Nur wirklich kritische und risikoreiche Änderungen müssen dann die strengen Quality Gates des IKT-Änderungsmanagements durchlaufen.

Ein zweiter Punkt, der im Report adressiert wird und m.E.n. auch hoch-relevant ist: Unsachgemäße Umgebungstrennung! Denn wenn Testumgebungen die Realität der Produktionsumgebung nur eingeschränkt abbilden, treten Probleme oft erst beim Einspielen eines Changes in die Produktivumgebung auf.

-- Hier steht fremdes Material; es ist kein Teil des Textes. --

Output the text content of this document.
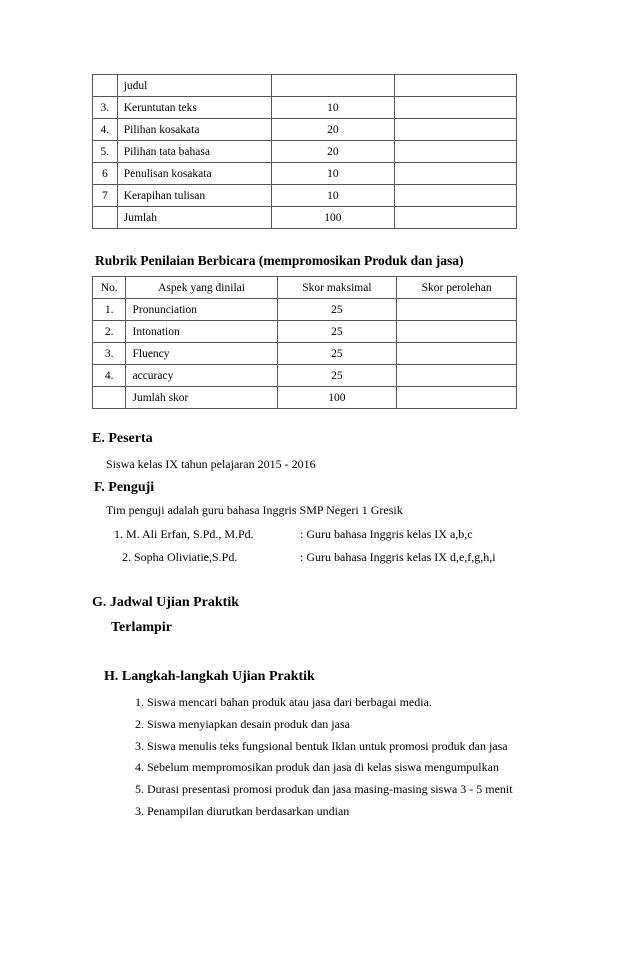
	judul		
3.	Keruntutan teks	10	
4.	Pilihan kosakata	20	
5.	Pilihan tata bahasa	20	
6	Penulisan kosakata	10	
7	Kerapihan tulisan	10	
	Jumlah	100	
Rubrik Penilaian Berbicara (mempromosikan Produk dan jasa)
No.	Aspek yang dinilai	Skor maksimal	Skor perolehan
1.	Pronunciation	25	
2.	Intonation	25	
3.	Fluency	25	
4.	accuracy	25	
	Jumlah skor	100	
E. Peserta
Siswa kelas IX tahun pelajaran 2015 - 2016
F. Penguji
Tim penguji adalah guru bahasa Inggris SMP Negeri 1 Gresik
1. M. Ali Erfan, S.Pd., M.Pd.	: Guru bahasa Inggris kelas IX a,b,c
2. Sopha Oliviatie,S.Pd.	: Guru bahasa Inggris kelas IX d,e,f,g,h,i
G. Jadwal Ujian Praktik
Terlampir
H. Langkah-langkah Ujian Praktik
1. Siswa mencari bahan produk atau jasa dari berbagai media.
2. Siswa menyiapkan desain produk dan jasa
3. Siswa menulis teks fungsional bentuk Iklan untuk promosi produk dan jasa
4. Sebelum mempromosikan produk dan jasa di kelas siswa mengumpulkan
5. Durasi presentasi promosi produk dan jasa masing-masing siswa 3 - 5 menit
3. Penampilan diurutkan berdasarkan undian
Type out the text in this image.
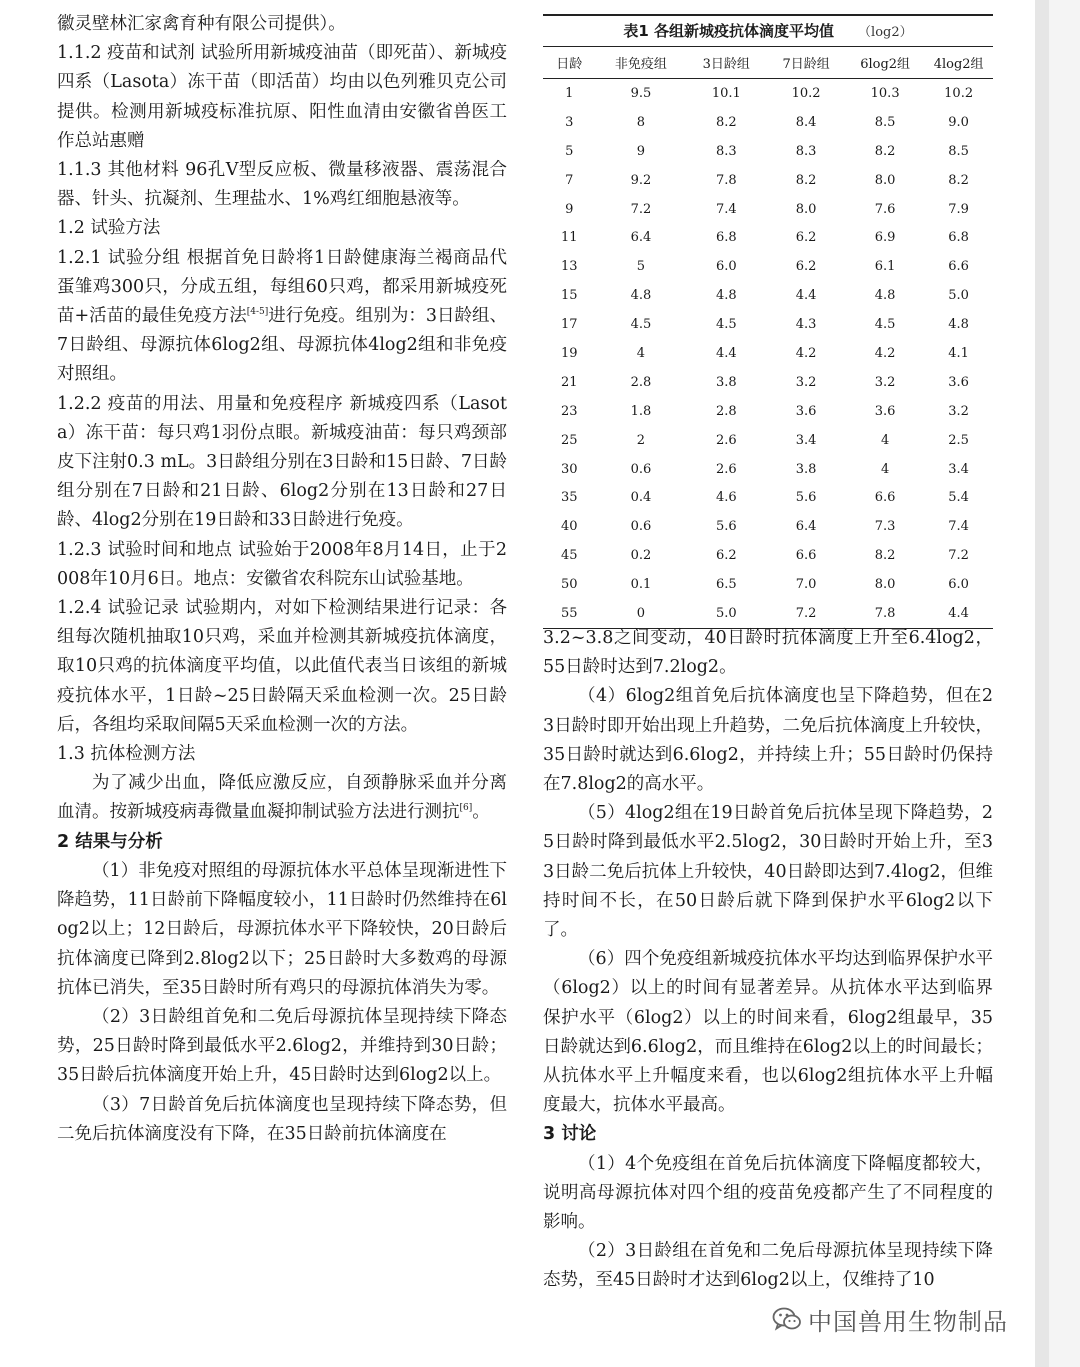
徽灵壁林汇家禽育种有限公司提供）。

1.1.2 疫苗和试剂 试验所用新城疫油苗（即死苗）、新城疫四系（Lasota）冻干苗（即活苗）均由以色列雅贝克公司提供。检测用新城疫标准抗原、阳性血清由安徽省兽医工作总站惠赠

1.1.3 其他材料 96孔V型反应板、微量移液器、震荡混合器、针头、抗凝剂、生理盐水、1%鸡红细胞悬液等。

1.2 试验方法

1.2.1 试验分组 根据首免日龄将1日龄健康海兰褐商品代蛋雏鸡300只，分成五组，每组60只鸡，都采用新城疫死苗+活苗的最佳免疫方法[4-5]进行免疫。组别为：3日龄组、7日龄组、母源抗体6log2组、母源抗体4log2组和非免疫对照组。

1.2.2 疫苗的用法、用量和免疫程序 新城疫四系（Lasota）冻干苗：每只鸡1羽份点眼。新城疫油苗：每只鸡颈部皮下注射0.3 mL。3日龄组分别在3日龄和15日龄、7日龄组分别在7日龄和21日龄、6log2分别在13日龄和27日龄、4log2分别在19日龄和33日龄进行免疫。

1.2.3 试验时间和地点 试验始于2008年8月14日，止于2008年10月6日。地点：安徽省农科院东山试验基地。

1.2.4 试验记录 试验期内，对如下检测结果进行记录：各组每次随机抽取10只鸡，采血并检测其新城疫抗体滴度，取10只鸡的抗体滴度平均值，以此值代表当日该组的新城疫抗体水平，1日龄~25日龄隔天采血检测一次。25日龄后，各组均采取间隔5天采血检测一次的方法。

1.3 抗体检测方法

为了减少出血，降低应激反应，自颈静脉采血并分离血清。按新城疫病毒微量血凝抑制试验方法进行测抗[6]。

2 结果与分析

（1）非免疫对照组的母源抗体水平总体呈现渐进性下降趋势，11日龄前下降幅度较小，11日龄时仍然维持在6log2以上；12日龄后，母源抗体水平下降较快，20日龄后抗体滴度已降到2.8log2以下；25日龄时大多数鸡的母源抗体已消失，至35日龄时所有鸡只的母源抗体消失为零。

（2）3日龄组首免和二免后母源抗体呈现持续下降态势，25日龄时降到最低水平2.6log2，并维持到30日龄；35日龄后抗体滴度开始上升，45日龄时达到6log2以上。

（3）7日龄首免后抗体滴度也呈现持续下降态势，但二免后抗体滴度没有下降，在35日龄前抗体滴度在

表1 各组新城疫抗体滴度平均值 （log2）
日龄	非免疫组	3日龄组	7日龄组	6log2组	4log2组
1	9.5	10.1	10.2	10.3	10.2
3	8	8.2	8.4	8.5	9.0
5	9	8.3	8.3	8.2	8.5
7	9.2	7.8	8.2	8.0	8.2
9	7.2	7.4	8.0	7.6	7.9
11	6.4	6.8	6.2	6.9	6.8
13	5	6.0	6.2	6.1	6.6
15	4.8	4.8	4.4	4.8	5.0
17	4.5	4.5	4.3	4.5	4.8
19	4	4.4	4.2	4.2	4.1
21	2.8	3.8	3.2	3.2	3.6
23	1.8	2.8	3.6	3.6	3.2
25	2	2.6	3.4	4	2.5
30	0.6	2.6	3.8	4	3.4
35	0.4	4.6	5.6	6.6	5.4
40	0.6	5.6	6.4	7.3	7.4
45	0.2	6.2	6.6	8.2	7.2
50	0.1	6.5	7.0	8.0	6.0
55	0	5.0	7.2	7.8	4.4

3.2~3.8之间变动，40日龄时抗体滴度上升至6.4log2，55日龄时达到7.2log2。

（4）6log2组首免后抗体滴度也呈下降趋势，但在23日龄时即开始出现上升趋势，二免后抗体滴度上升较快，35日龄时就达到6.6log2，并持续上升；55日龄时仍保持在7.8log2的高水平。

（5）4log2组在19日龄首免后抗体呈现下降趋势，25日龄时降到最低水平2.5log2，30日龄时开始上升，至33日龄二免后抗体上升较快，40日龄即达到7.4log2，但维持时间不长，在50日龄后就下降到保护水平6log2以下了。

（6）四个免疫组新城疫抗体水平均达到临界保护水平（6log2）以上的时间有显著差异。从抗体水平达到临界保护水平（6log2）以上的时间来看，6log2组最早，35日龄就达到6.6log2，而且维持在6log2以上的时间最长；从抗体水平上升幅度来看，也以6log2组抗体水平上升幅度最大，抗体水平最高。

3 讨论

（1）4个免疫组在首免后抗体滴度下降幅度都较大，说明高母源抗体对四个组的疫苗免疫都产生了不同程度的影响。

（2）3日龄组在首免和二免后母源抗体呈现持续下降态势，至45日龄时才达到6log2以上，仅维持了10

中国兽用生物制品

Für mich bestätigt das einen Gedanken, den ich hier immer wieder teile: IKT-Risikomanagement heißt eben nicht, statische Kataloge mit Sicherheitsmaßnahmen abzuarbeiten und generische Soll-Ist-Vergleiche pauschal über den gesamten Anwendungs-Stack zu dokumentieren.

Denn selbst wenn vermeintlich jedes Soll im Ist auch formal umgesetzt wurde – so bleiben doch genau die Sachverhalte, die hier genannt wurden, die Hauptursachen für echte IKT-Vorfälle und für echte IKT-Risiken.

Sie entstehen im Betrieb – und sie verlangen kein theoretisches, sondern angewandtes IKT-Risikomanagement – eine Disziplin, die Grundvoraussetzung für die digitale operationelle Resilienz eines Unternehmens ist.